R - Uma coisa que eu aprendi no meu trabalho, foi o seguinte, faça os seus alunos pesquisarem. Então o que eu pedia, eu pedia para eles, na verdade a escola era feminina, eu pedia para as meninas, vocês vão ler jornal, vocês vão ler revistas, o trabalho de vocês vai ser de pesquisa. Eu montei uma assembleia constituinte com o colegial inteiro, eu quase enlouqueci, eu peguei o colegial inteirinho e montei uma assembleia constituinte, vocês vão ter o seu projeto, que leis vocês querem mudar, vocês vão defender o seu projeto. Eu fazia eleições dentro da escola, o que que vocês querem? O que vocês pensam, o que vocês defendem, é isso que vocês querem? “Professora, o que a senhora acha?” “Eu não estou aqui para achar nada, eu quero saber o que vocês acham”. “Mas se a gente não pensar como você”. “Você não é obrigado a pensar como eu, eu só quero que você justifique seu ponto de vista, porque que você escolheu isso? O que que você quer?”


59:39 (P/1) Essas eleições eram para eleger o que, quem?

R -  Bom, primeiro elas tinham Centro Cívico lá, que era uma instituição, que era uma determinação. Então tempo de eleição lá, a escola fervilhava, porque as chapas se formavam, defendiam, sabe, eram coisas assim, eu quero um lanche de tal jeito, não sei o quê. Mas percebe, o espírito de participar, de tomar uma decisão, de escolher. A gente fazia as urnas com caixa de sapato, e a escola inteirinha se mobilizava. E a direção da escola me deixava trabalhar. Mas não fazia só isso, eu fiz inclusive um festival de música. Quando eu lembro, meu Deus do céu Maria Augusta, onde é que você estava com a cabeça? Você acredita que houve um Centro Cívico que se elegeu e para comemorar, “professora, eu tenho um amigo que tem uma banda de rock, ele falou que pode tocar aqui no intervalo, você deixa?” “Eu vou falar com a direção”. Aí eu fui falar com a freira, a diretora, “irmã, eu posso trazer uma banda de rock?” “Olha, se você conseguiu colocar a turma dentro da sala de aula depois da apresentação da banda de rock, você pode!” Nunca trabalhei tanto na minha vida. A banda de rock se apresentou, depois foi embora. Gente, vocês precisam ir embora. A molecada. Pelo amor de deus, eu vou perder o meu emprego. Mas foi muito bom, foi muito bom, foi uma delícia.

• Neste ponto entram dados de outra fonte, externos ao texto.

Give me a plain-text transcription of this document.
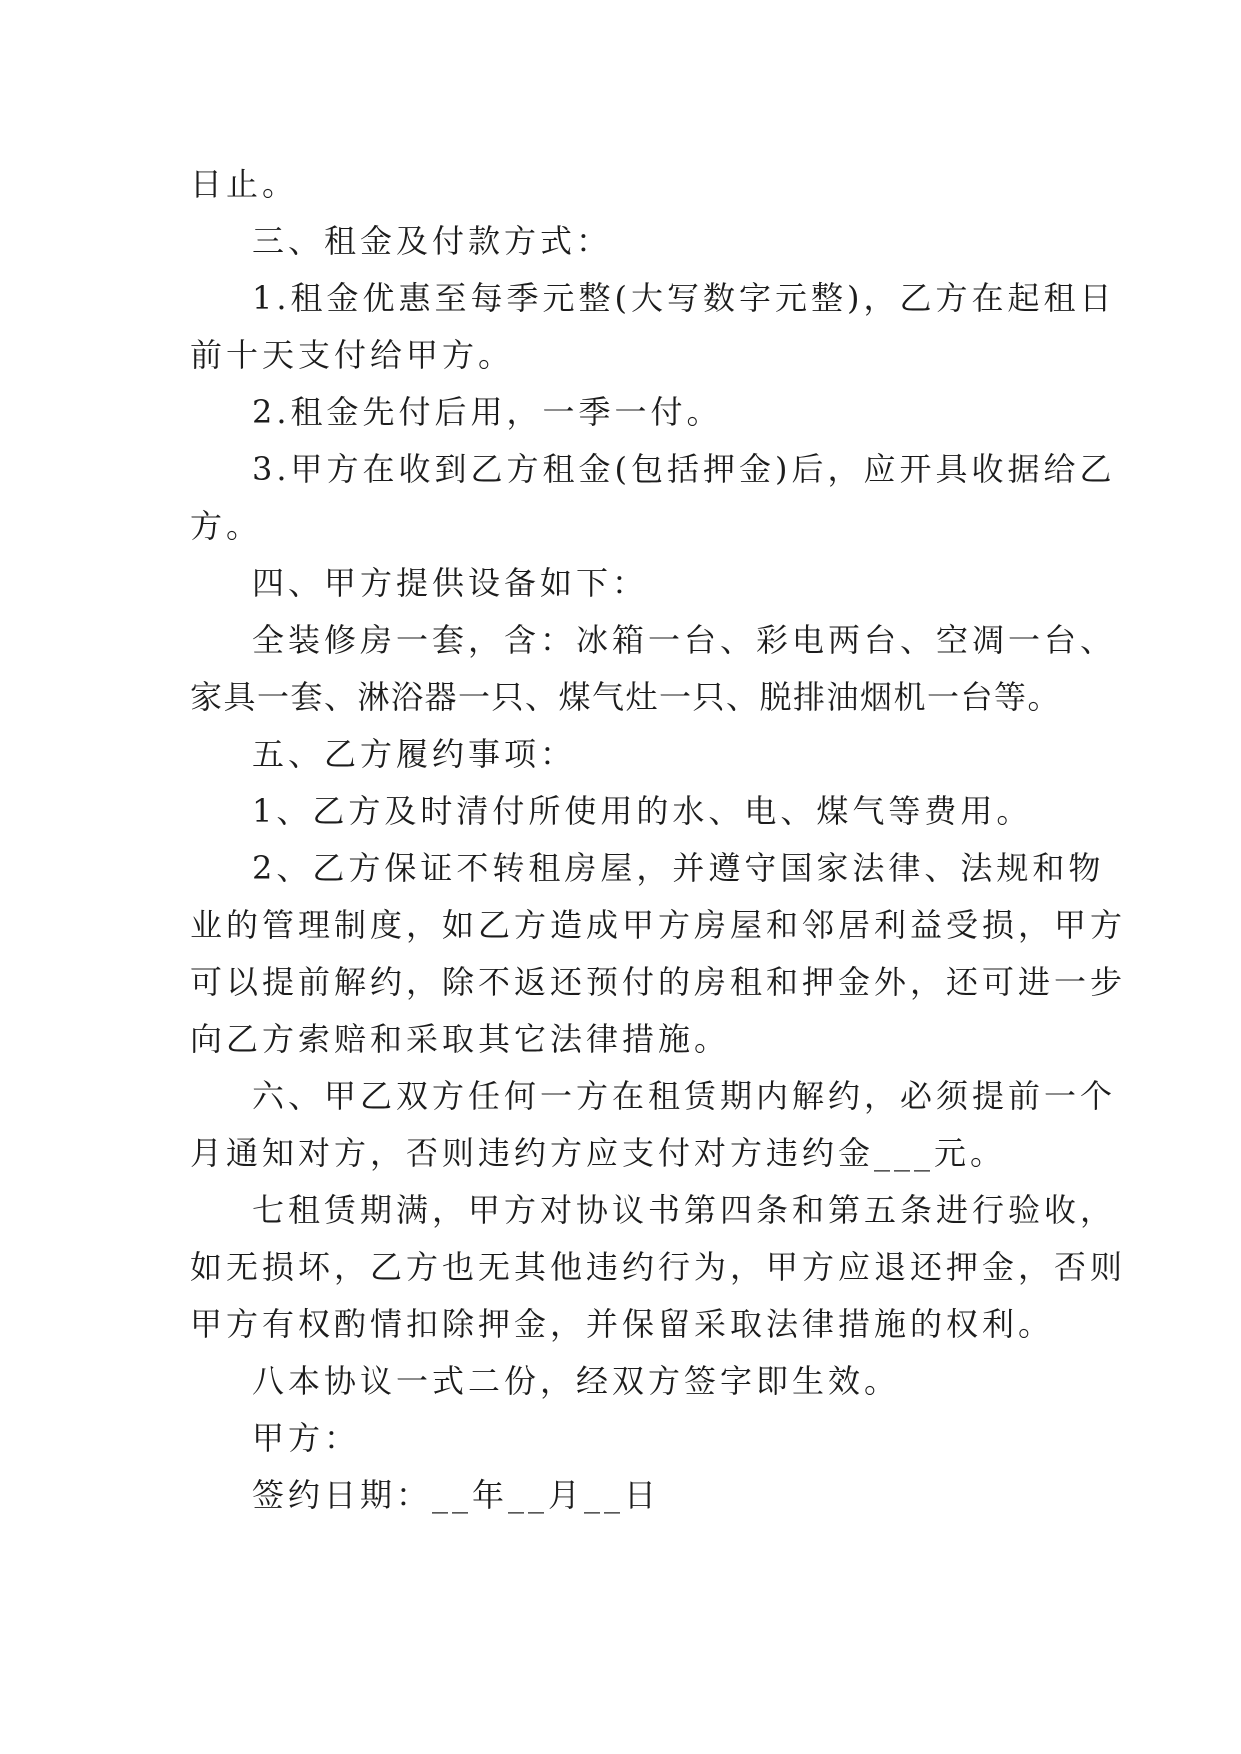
日止。
三、租金及付款方式：
1.租金优惠至每季元整(大写数字元整)，乙方在起租日
前十天支付给甲方。
2.租金先付后用，一季一付。
3.甲方在收到乙方租金(包括押金)后，应开具收据给乙
方。
四、甲方提供设备如下：
全装修房一套，含：冰箱一台、彩电两台、空凋一台、
家具一套、淋浴器一只、煤气灶一只、脱排油烟机一台等。
五、乙方履约事项：
1、乙方及时清付所使用的水、电、煤气等费用。
2、乙方保证不转租房屋，并遵守国家法律、法规和物
业的管理制度，如乙方造成甲方房屋和邻居利益受损，甲方
可以提前解约，除不返还预付的房租和押金外，还可进一步
向乙方索赔和采取其它法律措施。
六、甲乙双方任何一方在租赁期内解约，必须提前一个
月通知对方，否则违约方应支付对方违约金___元。
七租赁期满，甲方对协议书第四条和第五条进行验收，
如无损坏，乙方也无其他违约行为，甲方应退还押金，否则
甲方有权酌情扣除押金，并保留采取法律措施的权利。
八本协议一式二份，经双方签字即生效。
甲方：
签约日期：__年__月__日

1:01:36 (P/1) As suas alunas pesquisavam o que, como é que elas pesquisavam, para onde eles iam?

R - Bom, eu fiquei conhecida como a professora que mandava pesquisar a revista Veja. E jornais, Folha, Estadão. E aí elas faziam, durante uma semana elas pesquisavam, escolhiam artigos de jornal. “Olha, é pouca coisa gente, é um artigo por dia, que pode ser econômico, político, ou social, seu trabalho não pode ser exclusivamente social, ou político, ou econômico, tem que ter os três. Então são sete notícias, que você vai fazer? Você vai fazer o resumo da notícia e você vai fazer um pequeno comentário do que você achou.” “Mas e se eu não achar nada?” “Então procura outra notícia.” E elas faziam os relatórios, os relatórios eram individuais.


1:02:49 (P/1) Mas ai elas acessavam essa noticias?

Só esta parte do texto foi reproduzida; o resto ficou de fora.